Congo : entre dilution des compétences, confusion institutionnelle et imbroglio au conseil des ministres et supérieur de la magistrature, à la CCDB et dans l’affermage d’E2C
Ghys Fortuné BEMBA DOMBE
Dans la confusion qui règne dans différentes administrations publiques congolaises, la convocation d’un conseil des ministres se profile d’urgence à Oyo sur l’affaire E2C, au même moment, Anatole Collinet Makosso (ACM) publie une lettre de reconnaissance au président de la république qui lui a fait confiance et l’honneur de le nommer premier ministre. En attendant, le président de la Cour suprême, Henri Bouka a été rappelé en urgence de Paris.
A Brazzaville, les pratiques observées dans la gestion quotidienne relèvent une grave confusion entre la Présidence, la Primature, les ministères, les Cours et Tribunaux et même les prestataires. Le fait que le ministre des Finances abroge une note de service émanant du Premier ministre est la preuve qui brise la logique hiérarchique et révèle un désordre institutionnel dans la répartition des compétences. Cette situation fragilise la souveraineté administrative de l’État et expose son action à la contestation. Il ne s’agit plus d’un simple problème juridique, mais d’une affaire d’État. Car, la dilution de l’autorité et l’affaissement des normes ouvrent la voie à une gestion publique volatile, propice aux conflits, aux influences privées et à la corruption. En dernière instance, c’est la légitimité de l’administration qui s’effondre, perçue comme opaque, instable, et désorganisée.
Le cas d’innombrables nominations irrégulières des collaborateurs des ministres par des « notes de service ». Pour exemple, un « Directeur de cabinet » n’a strictement aucun pouvoir de nomination. Il ne peut même pas agir par « délégation » car il n’est nommé que par Note de service, contrairement aux directeurs généraux nommés en conseil des ministres ou aux directeurs centraux, nommés par le Premier ministre « sur proposition » de leurs supérieurs hiérarchiques en principe. De même, dans un ministère qui dispose d’un Secrétaire général, un Directeur général ne peut pas signer une note d’affectation, comme cela a été récemment le cas au ministère de la justice et des droits humains. Ceci explique, par exemple, la folie rédhibitoire de M. Guénolé Koumou Mbongo, directeur général des douanes et des droits indirects (DGDDI), qui, dans le même temps et dans la note de service n°0088/MFBPP/DGDDI/DRH du 22 avril 2025, intitulé : « Résultats du test » ( ?), devient « Président du Jury » ( ?) en se faisant assister d’un « représentant du MFBPP » ( ?) et d’un « rapporteur ». Ce cas porte la confusion à son paroxysme. Rien n’est juste dans ce véritable salmigondis. La liste des reçus, classée par rang de mérite, ne précise même pas leurs numéros matricule et rattachement à la DGDDI condition sine qua non pour participer à ce pseudo concours qui s’assimile à une sélection tribale des ” Mbochi “.
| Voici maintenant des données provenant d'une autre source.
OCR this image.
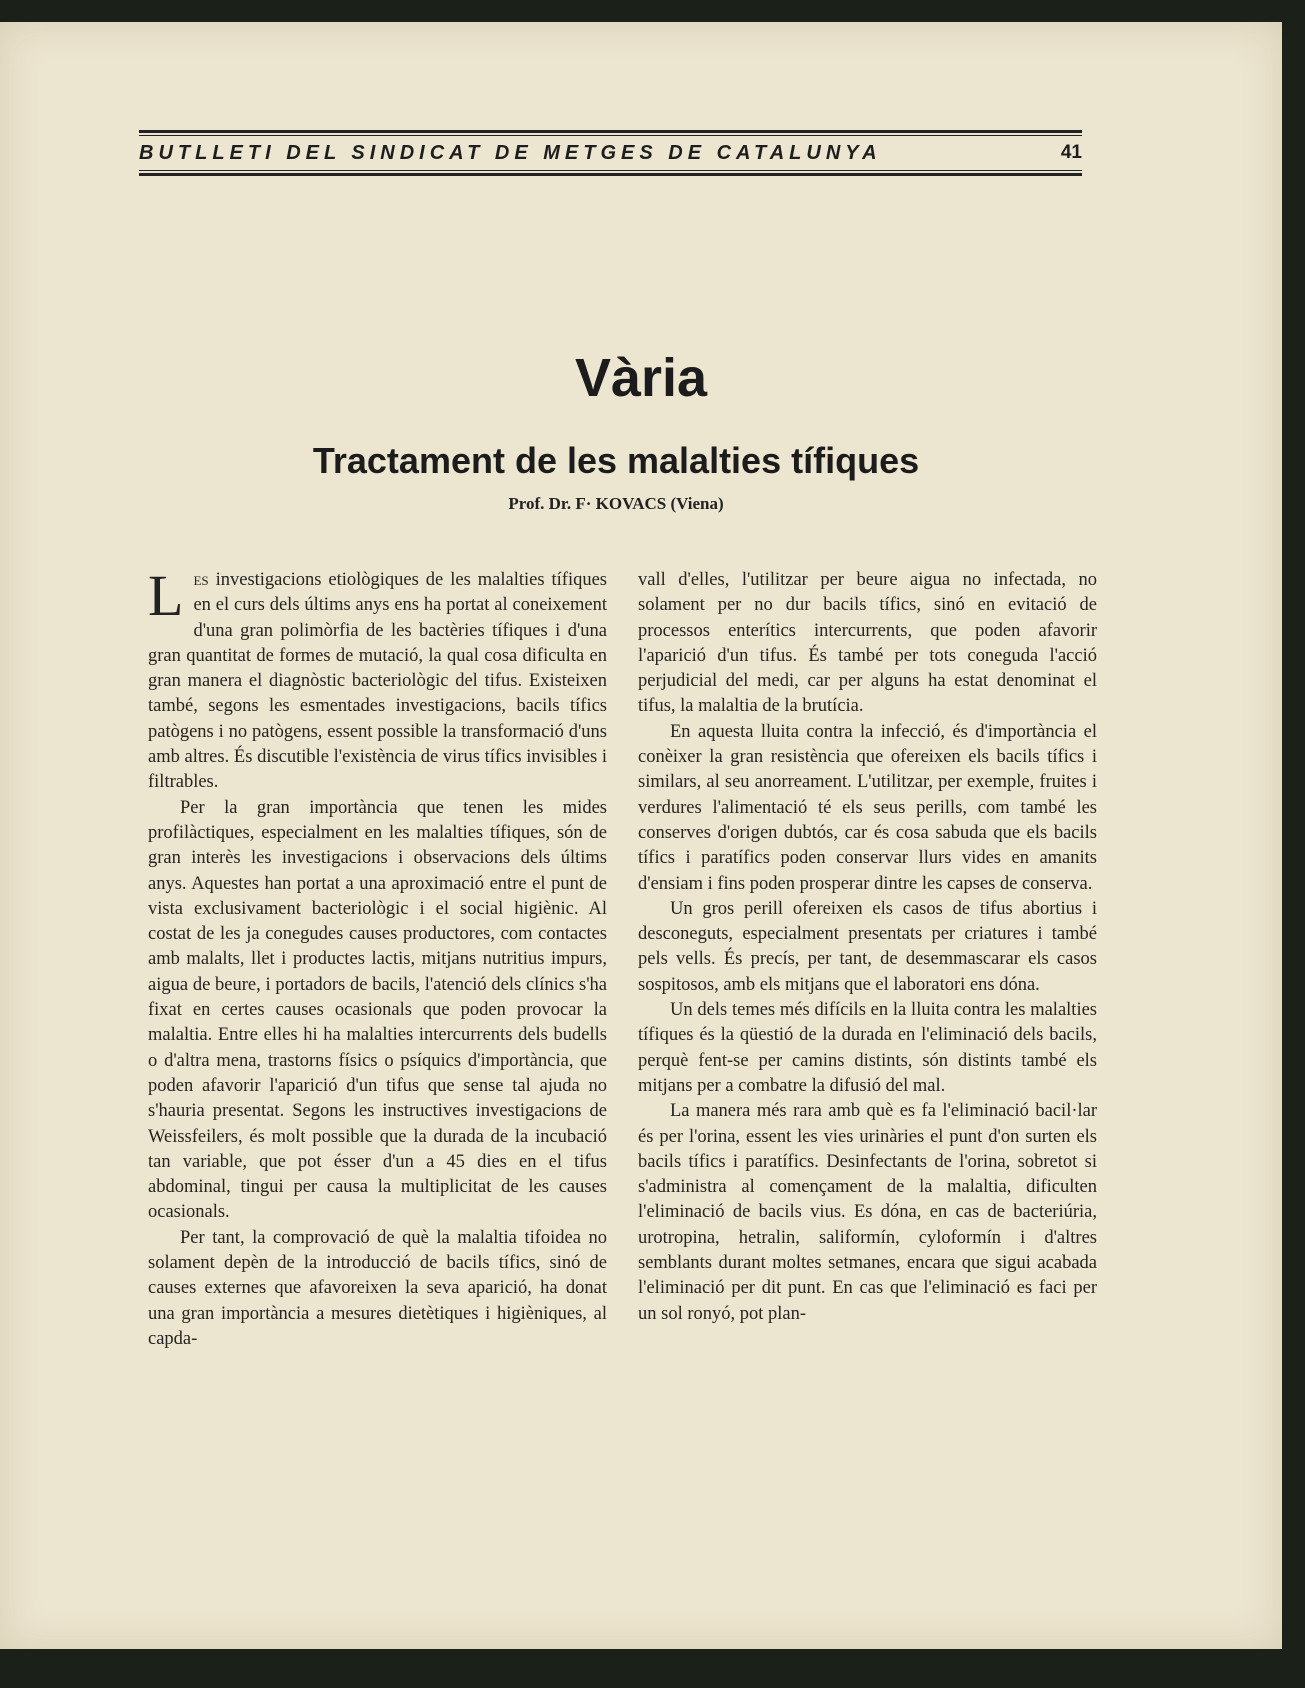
BUTLLETI DEL SINDICAT DE METGES DE CATALUNYA	41
Vària
Tractament de les malalties tífiques
Prof. Dr. F· KOVACS (Viena)

Les investigacions etiològiques de les malalties tífiques en el curs dels últims anys ens ha portat al coneixement d'una gran polimòrfia de les bactèries tífiques i d'una gran quantitat de formes de mutació, la qual cosa dificulta en gran manera el diagnòstic bacteriològic del tifus. Existeixen també, segons les esmentades investigacions, bacils tífics patògens i no patògens, essent possible la transformació d'uns amb altres. És discutible l'existència de virus tífics invisibles i filtrables.

Per la gran importància que tenen les mides profilàctiques, especialment en les malalties tífiques, són de gran interès les investigacions i observacions dels últims anys. Aquestes han portat a una aproximació entre el punt de vista exclusivament bacteriològic i el social higiènic. Al costat de les ja conegudes causes productores, com contactes amb malalts, llet i productes lactis, mitjans nutritius impurs, aigua de beure, i portadors de bacils, l'atenció dels clínics s'ha fixat en certes causes ocasionals que poden provocar la malaltia. Entre elles hi ha malalties intercurrents dels budells o d'altra mena, trastorns físics o psíquics d'importància, que poden afavorir l'aparició d'un tifus que sense tal ajuda no s'hauria presentat. Segons les instructives investigacions de Weissfeilers, és molt possible que la durada de la incubació tan variable, que pot ésser d'un a 45 dies en el tifus abdominal, tingui per causa la multiplicitat de les causes ocasionals.

Per tant, la comprovació de què la malaltia tifoidea no solament depèn de la introducció de bacils tífics, sinó de causes externes que afavoreixen la seva aparició, ha donat una gran importància a mesures dietètiques i higièniques, al capda-

vall d'elles, l'utilitzar per beure aigua no infectada, no solament per no dur bacils tífics, sinó en evitació de processos enterítics intercurrents, que poden afavorir l'aparició d'un tifus. És també per tots coneguda l'acció perjudicial del medi, car per alguns ha estat denominat el tifus, la malaltia de la brutícia.

En aquesta lluita contra la infecció, és d'importància el conèixer la gran resistència que ofereixen els bacils tífics i similars, al seu anorreament. L'utilitzar, per exemple, fruites i verdures l'alimentació té els seus perills, com també les conserves d'origen dubtós, car és cosa sabuda que els bacils tífics i paratífics poden conservar llurs vides en amanits d'ensiam i fins poden prosperar dintre les capses de conserva.

Un gros perill ofereixen els casos de tifus abortius i desconeguts, especialment presentats per criatures i també pels vells. És precís, per tant, de desemmascarar els casos sospitosos, amb els mitjans que el laboratori ens dóna.

Un dels temes més difícils en la lluita contra les malalties tífiques és la qüestió de la durada en l'eliminació dels bacils, perquè fent-se per camins distints, són distints també els mitjans per a combatre la difusió del mal.

La manera més rara amb què es fa l'eliminació bacil·lar és per l'orina, essent les vies urinàries el punt d'on surten els bacils tífics i paratífics. Desinfectants de l'orina, sobretot si s'administra al començament de la malaltia, dificulten l'eliminació de bacils vius. Es dóna, en cas de bacteriúria, urotropina, hetralin, saliformín, cyloformín i d'altres semblants durant moltes setmanes, encara que sigui acabada l'eliminació per dit punt. En cas que l'eliminació es faci per un sol ronyó, pot plan-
Des conseils des ministres et judiciaires
Aussitôt rentré de la Russie, M. Sassou a rappelé en urgence le président de la Cour suprême, Henri Bouka qui n’a passé que 24h00 à Paris avant de repartir ce 12/05/25. La cause de ce rappel est le flou existant dans des dossiers qui seront planchés au Conseil supérieur de la magistrature et la révision de la convention de la coopération juridique avec la France. Plus grave encore est l’affaire de la Cour des comptes et de discipline budgétaire où tout est au ralenti.
Enfin, M. Sassou va trancher en Conseil des ministres sur la convention d’affermage entre le Senelec et le gouvernement congolais qui vient de connaître des avenants. Dans cette affaire, on évoque une plainte de mandataire qui devrait lever les fonds. Mais bien avant cela, ACM a publié un texte que certains qualifient de reconnaissance à son mentor, d’autres, un texte qui à l’air d’une envolée courtisane, avec des relents flatteurs.
L’exigence d’un réarmement juridique de la gouvernance
Beaucoup de ratés sont constatés au Congo à cause du clanisme. Il est impératif que l’État revienne à une gouvernance fondée sur le droit qui suppose :
- l’interdiction explicite du recours aux notes de service pour des décisions normatives ou institutionnelles ;
- la publication systématique des décrets de nomination, condition de leur opposabilité ;
- la clarification des compétences entre les organes exécutifs par décret organique ;
- la formation continue des décideurs publics aux règles fondamentales du droit administratif à l’ENAM ;
- la nomination des technocrates et non des militants ou les membres du clan aux fonctions administratives comme c’est le cas aujourd’hui.
À défaut de telles réformes, le Congo restera prisonnier d’une zone grise administrative où le droit est instrumentalisé et l’autorité affaiblie. Le redressement de la légalité est donc impératif. Sans quoi, c’est l’idée même d’État de droit qui s’éteindra.